Time as a pliable medium, a substance we swim through, perhaps with some individual volition: it doesn’t seem to have been a concept general to the human imagination. Time travel as a device seems, but for a few strange early exceptions, a nineteenth-century invention. Maybe it required a more mobile society. Shakespeare, model of social mobility in his era, had nothing to say about time machines. The frame of a time machine provides unique opportunities for satire and edification. It can warn us (Wells & Dickens), lampoon the past or the present (Twain).

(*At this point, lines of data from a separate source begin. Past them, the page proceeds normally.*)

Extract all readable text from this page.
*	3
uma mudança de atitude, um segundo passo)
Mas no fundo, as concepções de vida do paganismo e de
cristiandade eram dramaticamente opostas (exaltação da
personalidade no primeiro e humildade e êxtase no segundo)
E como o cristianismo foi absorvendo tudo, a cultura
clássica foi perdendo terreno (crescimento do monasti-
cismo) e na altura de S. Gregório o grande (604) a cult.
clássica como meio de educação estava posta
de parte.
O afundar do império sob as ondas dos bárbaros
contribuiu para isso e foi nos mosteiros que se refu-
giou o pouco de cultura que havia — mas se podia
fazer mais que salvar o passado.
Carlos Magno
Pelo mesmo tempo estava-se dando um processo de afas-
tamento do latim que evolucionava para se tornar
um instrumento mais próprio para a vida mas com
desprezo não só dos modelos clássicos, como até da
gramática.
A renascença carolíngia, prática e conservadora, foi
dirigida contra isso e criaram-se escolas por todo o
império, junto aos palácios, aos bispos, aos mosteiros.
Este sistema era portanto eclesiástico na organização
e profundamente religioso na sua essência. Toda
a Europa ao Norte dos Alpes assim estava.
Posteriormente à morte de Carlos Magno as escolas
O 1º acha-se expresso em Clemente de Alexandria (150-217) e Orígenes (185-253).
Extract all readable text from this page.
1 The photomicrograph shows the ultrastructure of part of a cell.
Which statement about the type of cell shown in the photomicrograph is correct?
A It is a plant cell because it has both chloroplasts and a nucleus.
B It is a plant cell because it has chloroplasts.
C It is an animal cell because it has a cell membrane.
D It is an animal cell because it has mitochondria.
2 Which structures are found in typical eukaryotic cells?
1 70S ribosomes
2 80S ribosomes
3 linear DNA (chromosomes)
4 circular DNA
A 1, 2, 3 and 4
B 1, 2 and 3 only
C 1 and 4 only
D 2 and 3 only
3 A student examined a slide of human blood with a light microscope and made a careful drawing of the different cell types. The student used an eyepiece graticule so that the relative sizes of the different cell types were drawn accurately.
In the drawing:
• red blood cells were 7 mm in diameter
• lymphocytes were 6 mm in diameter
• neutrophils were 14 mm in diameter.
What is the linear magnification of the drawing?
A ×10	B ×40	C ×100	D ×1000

But modern narratives tend to focus on the power dynamic in time travel. Owning time is owning an advantage, at least if the hero/villain has traveled backward, (as opposed to the lonely prospect of traveling forward into the unknown.) Power seems to be the keynote to nearly every production of pop culture these days. Is that because America more or less owns pop culture, just at a time when America suffers a crisis of faith in its own power?

In my own static and unyielding time, I set out for home from the Erasmus campus. Now the city along the river is outlined in lights against the night sky. It’s a new city, a night city. The same lights are dancing among the waters of the river, like reflections in a dream. Returning students are roaming in packs. I have to dodge the front wheel of one zealous novitiate, who is impressing the ladies in his group by riding only on his back wheel. Theirs is the power of timelessness. They have burst free from anxious chronologies. They trample pasts and futures underneath the tires of their vrijwielen.